Trying to comprehend and to confirm this statement leads me to the following:

Let function $h : \mathbb R^2 \rightarrow \mathbb R$ be a harmonic function in terms of arguments $(x, y)$; i.e. $\frac{\partial^2}{\partial x}\left[ h \right]+ \frac{\partial^2}{\partial y}\left[ h \right] = 0.$

Now define another function, $f : \mathbb R^2 \rightarrow \mathbb R$ through

$$ \begin{align*} f\huge[ & \, x - \text{Sgn}[ \, y \, ] \, \sqrt{ \, \text{Abs}[ \, y \, ] \, }, & ~ \\ ~ & \text{Sgn}[ \, y \, ] \, \left( \sqrt{ \text{Abs}[ \, y \, ] \, \left(\text{Abs}[ \, y \, ] + \frac{1}{4}\right)} + \left( \frac{1}{4} \right) \, \text{Ln} \! \left[ \sqrt{4 \, \text{Abs}[ \, y \, ] + 1} + \sqrt{4 \, \text{Abs}[ \, y \, ]} \, \right] \right) \, {\huge]} := h[ \, x, y \, ]. \end{align*} $$

Also, introduce new variables:

$$ p := x - \text{Sgn}[ \, y \, ] \, \sqrt{ \, \text{Abs}[ \, y \, ] \, } $$

and $$ q := \text{Sgn}[ \, y \, ] \, \left( \sqrt{ \text{Abs}[ \, y \, ] \, \left(\text{Abs}[ \, y \, ] + \frac{1}{4}\right)} + \left( \frac{1}{4} \right) \, \text{Ln} \left[ \sqrt{4 \, \text{Abs}[ \, y \, ] + 1} + \sqrt{4 \, \text{Abs}[ \, y \, ]} \right] \right). $$

(As a motivation for these particular choices note that $$\int_0^k \! \! \! \sqrt{1 + (2 \, x)^2} \, {\rm d}x \, = \, k \, \sqrt{k^2 + \frac{1}{4}} + \left(\frac{1}{4}\right) \, \text{Ln} \left[ \sqrt{4 \, k^2 + 1 } + 2 \, k \right],$$

where $\frac{d}{dx} \left[ x^2 \right] = 2 \, x$, of course.
See also this "visual suggestion of the appearance of $(p, q)$-coordinate lines relative to $(x, y)$-coordinate lines".)

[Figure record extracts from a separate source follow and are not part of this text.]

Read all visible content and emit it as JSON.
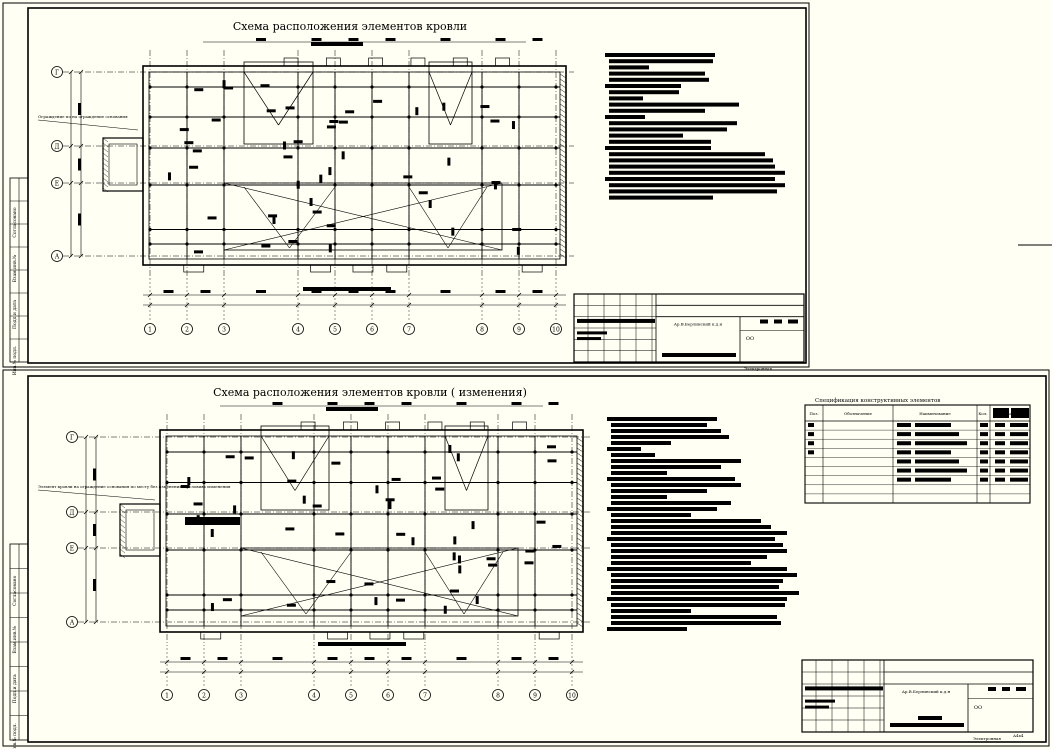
{
  "colors": {
    "paper": "#fffff4",
    "ink": "#000000"
  },
  "sheets": [
    {
      "title": "Схема  расположения элементов кровли",
      "axes_bottom": [
        "1",
        "2",
        "3",
        "4",
        "5",
        "6",
        "7",
        "8",
        "9",
        "10"
      ],
      "axes_left": [
        "Г",
        "Д",
        "Е",
        "А"
      ],
      "callout": "Ограждение по на ограждение основания",
      "stamp_caption": "Ар.В.Берлинский к.д.н",
      "stamp_code": "ОО",
      "format_label": "Электронная"
    },
    {
      "title": "Схема  расположения элементов кровли ( изменения)",
      "axes_bottom": [
        "1",
        "2",
        "3",
        "4",
        "5",
        "6",
        "7",
        "8",
        "9",
        "10"
      ],
      "axes_left": [
        "Г",
        "Д",
        "Е",
        "А"
      ],
      "callout": "Элемент кровли на ограждение основания по месту без изменения в условиях изменения",
      "stamp_caption": "Ар.В.Берлинский к.д.н",
      "stamp_code": "ОО",
      "format_label": "Электронная",
      "format_size": "А4х4",
      "spec_title": "Спецификация конструктивных элементов",
      "spec_headers": [
        "Поз.",
        "Обозначение",
        "Наименование",
        "Кол.",
        "Масса"
      ]
    }
  ],
  "side_labels": [
    "Согласовано",
    "Взам.инв.№",
    "Подп.и дата",
    "Инв.№ подл."
  ]
}
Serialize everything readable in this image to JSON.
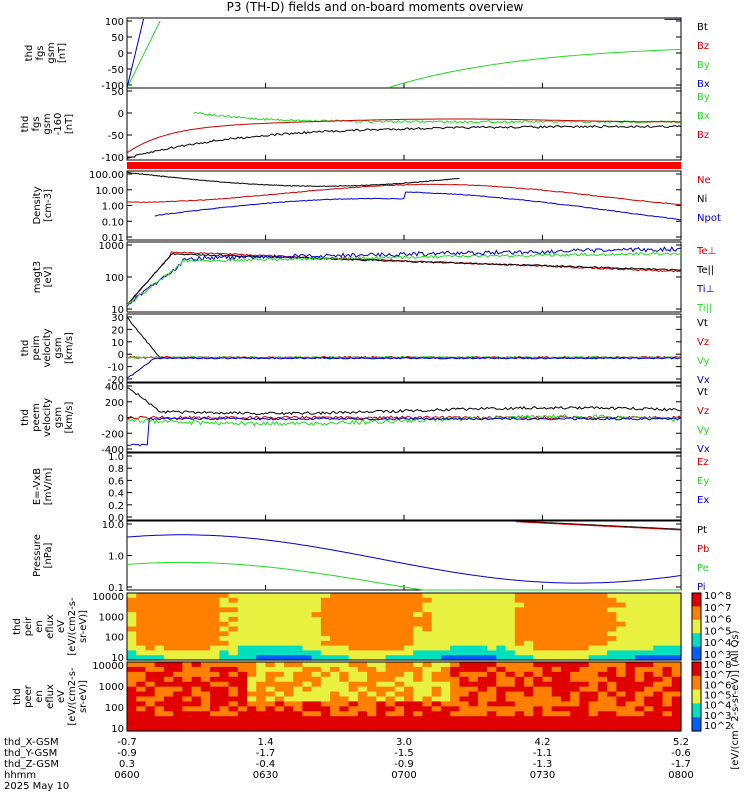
{
  "title": "P3 (TH-D) fields and on-board moments overview",
  "colors": {
    "black": "#000000",
    "red": "#cc0000",
    "green": "#22dd22",
    "blue": "#0000cc",
    "bar": "#ff0000"
  },
  "chart_data": [
    {
      "type": "line",
      "name": "fgs-top",
      "ylabel": [
        "thd",
        "fgs",
        "gsm",
        "[nT]"
      ],
      "ylim": [
        -100,
        100
      ],
      "yticks": [
        "100",
        "50",
        "0",
        "-50",
        "-100"
      ],
      "series": [
        {
          "name": "Bt",
          "color": "black"
        },
        {
          "name": "Bz",
          "color": "red"
        },
        {
          "name": "By",
          "color": "green"
        },
        {
          "name": "Bx",
          "color": "blue"
        }
      ]
    },
    {
      "type": "line",
      "name": "fgs-bottom",
      "ylabel": [
        "thd",
        "fgs",
        "gsm",
        "-160",
        "[nT]"
      ],
      "ylim": [
        -120,
        60
      ],
      "yticks": [
        "50",
        "0",
        "-50",
        "-100"
      ],
      "series": [
        {
          "name": "By",
          "color": "green"
        },
        {
          "name": "Bx",
          "color": "green"
        },
        {
          "name": "Bz",
          "color": "red"
        }
      ]
    },
    {
      "type": "line",
      "name": "density",
      "log": true,
      "ylabel": [
        "Density",
        "[cm-3]"
      ],
      "ylim": [
        0.005,
        200
      ],
      "yticks": [
        "100.00",
        "10.00",
        "1.00",
        "0.10",
        "0.01"
      ],
      "series": [
        {
          "name": "Ne",
          "color": "red"
        },
        {
          "name": "Ni",
          "color": "black"
        },
        {
          "name": "Npot",
          "color": "blue"
        }
      ]
    },
    {
      "type": "line",
      "name": "temperature",
      "log": true,
      "ylabel": [
        "magt3",
        "[eV]"
      ],
      "ylim": [
        5,
        3000
      ],
      "yticks": [
        "1000",
        "100",
        "10"
      ],
      "series": [
        {
          "name": "Te⊥",
          "color": "red"
        },
        {
          "name": "Te||",
          "color": "black"
        },
        {
          "name": "Ti⊥",
          "color": "blue"
        },
        {
          "name": "Ti||",
          "color": "green"
        }
      ]
    },
    {
      "type": "line",
      "name": "peim-velocity",
      "ylabel": [
        "thd",
        "peim",
        "velocity",
        "gsm",
        "[km/s]"
      ],
      "ylim": [
        -20,
        35
      ],
      "yticks": [
        "30",
        "20",
        "10",
        "0",
        "-10",
        "-20"
      ],
      "series": [
        {
          "name": "Vt",
          "color": "black"
        },
        {
          "name": "Vz",
          "color": "red"
        },
        {
          "name": "Vy",
          "color": "green"
        },
        {
          "name": "Vx",
          "color": "blue"
        }
      ]
    },
    {
      "type": "line",
      "name": "peem-velocity",
      "ylabel": [
        "thd",
        "peem",
        "velocity",
        "gsm",
        "[km/s]"
      ],
      "ylim": [
        -400,
        400
      ],
      "yticks": [
        "400",
        "200",
        "0",
        "-200",
        "-400"
      ],
      "series": [
        {
          "name": "Vt",
          "color": "black"
        },
        {
          "name": "Vz",
          "color": "red"
        },
        {
          "name": "Vy",
          "color": "green"
        },
        {
          "name": "Vx",
          "color": "blue"
        }
      ]
    },
    {
      "type": "line",
      "name": "efield",
      "ylabel": [
        "E=-VxB",
        "[mV/m]"
      ],
      "ylim": [
        0,
        1
      ],
      "yticks": [
        "1.0",
        "0.8",
        "0.6",
        "0.4",
        "0.2",
        "0.0"
      ],
      "series": [
        {
          "name": "Ez",
          "color": "red"
        },
        {
          "name": "Ey",
          "color": "green"
        },
        {
          "name": "Ex",
          "color": "blue"
        }
      ]
    },
    {
      "type": "line",
      "name": "pressure",
      "log": true,
      "ylabel": [
        "Pressure",
        "[nPa]"
      ],
      "ylim": [
        0.05,
        20
      ],
      "yticks": [
        "10.0",
        "1.0",
        "0.1"
      ],
      "series": [
        {
          "name": "Pt",
          "color": "black"
        },
        {
          "name": "Pb",
          "color": "red"
        },
        {
          "name": "Pe",
          "color": "green"
        },
        {
          "name": "Pi",
          "color": "blue"
        }
      ]
    },
    {
      "type": "heatmap",
      "name": "peir-spectrogram",
      "log": true,
      "ylabel": [
        "thd",
        "peir",
        "en",
        "eflux",
        "eV",
        "[eV/(cm2-s-",
        "sr-eV)]"
      ],
      "ylim": [
        7,
        20000
      ],
      "yticks": [
        "10000",
        "1000",
        "100",
        "10"
      ],
      "colorbar": {
        "labels": [
          "10^8",
          "10^7",
          "10^6",
          "10^5",
          "10^4",
          "10^3"
        ]
      }
    },
    {
      "type": "heatmap",
      "name": "peer-spectrogram",
      "log": true,
      "ylabel": [
        "thd",
        "peer",
        "en",
        "eflux",
        "eV",
        "[eV/(cm2-s-",
        "sr-eV)]"
      ],
      "ylim": [
        7,
        20000
      ],
      "yticks": [
        "10000",
        "1000",
        "100",
        "10"
      ],
      "colorbar": {
        "labels": [
          "10^8",
          "10^7",
          "10^6",
          "10^5",
          "10^4",
          "10^3",
          "10^2"
        ],
        "title": "[eV/(cm^2-s-sr-eV)] (All Qs)"
      }
    }
  ],
  "x_axis": {
    "rows": [
      {
        "label": "thd_X-GSM",
        "values": [
          "-0.7",
          "1.4",
          "3.0",
          "4.2",
          "5.2"
        ]
      },
      {
        "label": "thd_Y-GSM",
        "values": [
          "-0.9",
          "-1.7",
          "-1.5",
          "-1.1",
          "-0.6"
        ]
      },
      {
        "label": "thd_Z-GSM",
        "values": [
          "0.3",
          "-0.4",
          "-0.9",
          "-1.3",
          "-1.7"
        ]
      },
      {
        "label": "hhmm",
        "values": [
          "0600",
          "0630",
          "0700",
          "0730",
          "0800"
        ]
      }
    ],
    "date": "2025 May 10"
  }
}
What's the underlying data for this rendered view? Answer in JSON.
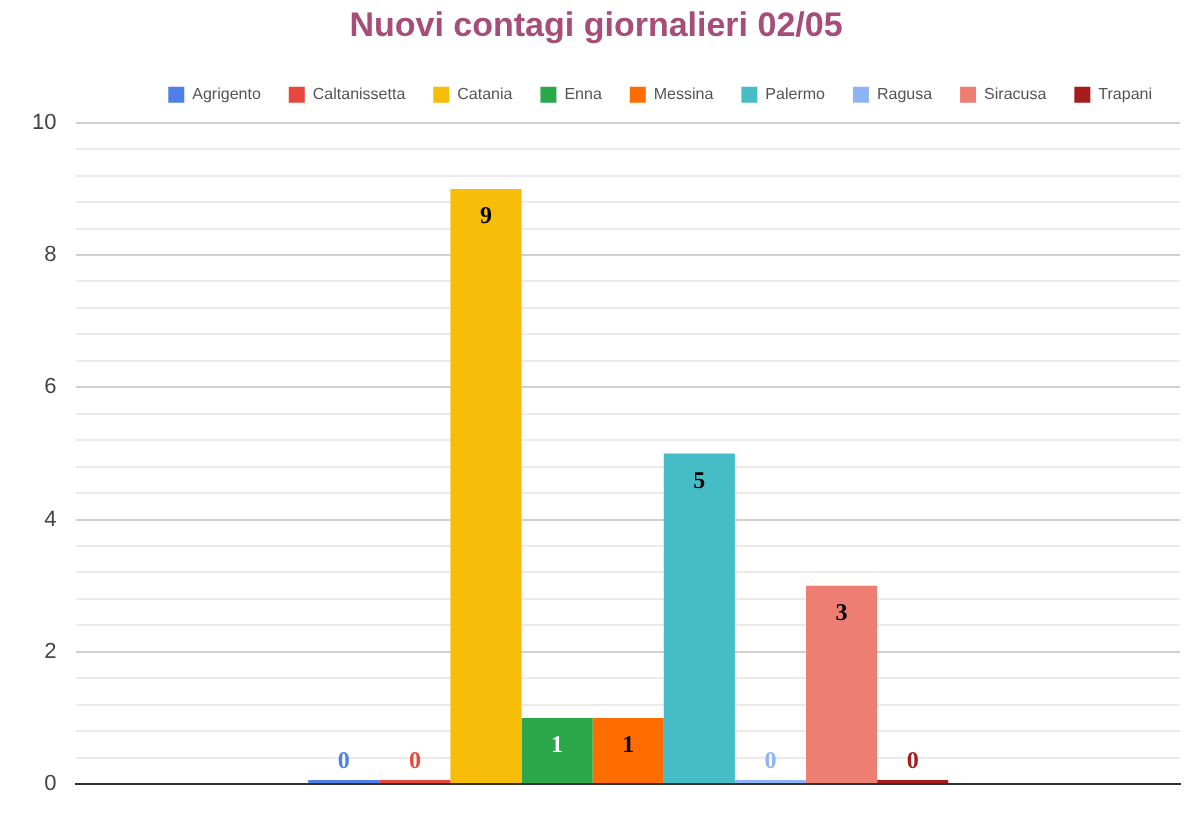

Consequently, $f[ \, p, \, q \, ] := h[ \, x, \, y \, ],$
and there is a one-to-one correspondence (map) $\psi : \{(x, y)\} \leftrightarrow \{(p, q)\}$ as described above.

My question:

Is function $f$, as function $f[ \, p, \, q \, ]$, a harmonic function in terms of arguments $(p, q)$, too ? --
especially considering the particular choice of map $\psi$ between arguments $(p, q)$ of function $f$, and $(x, y)$ of function $h$.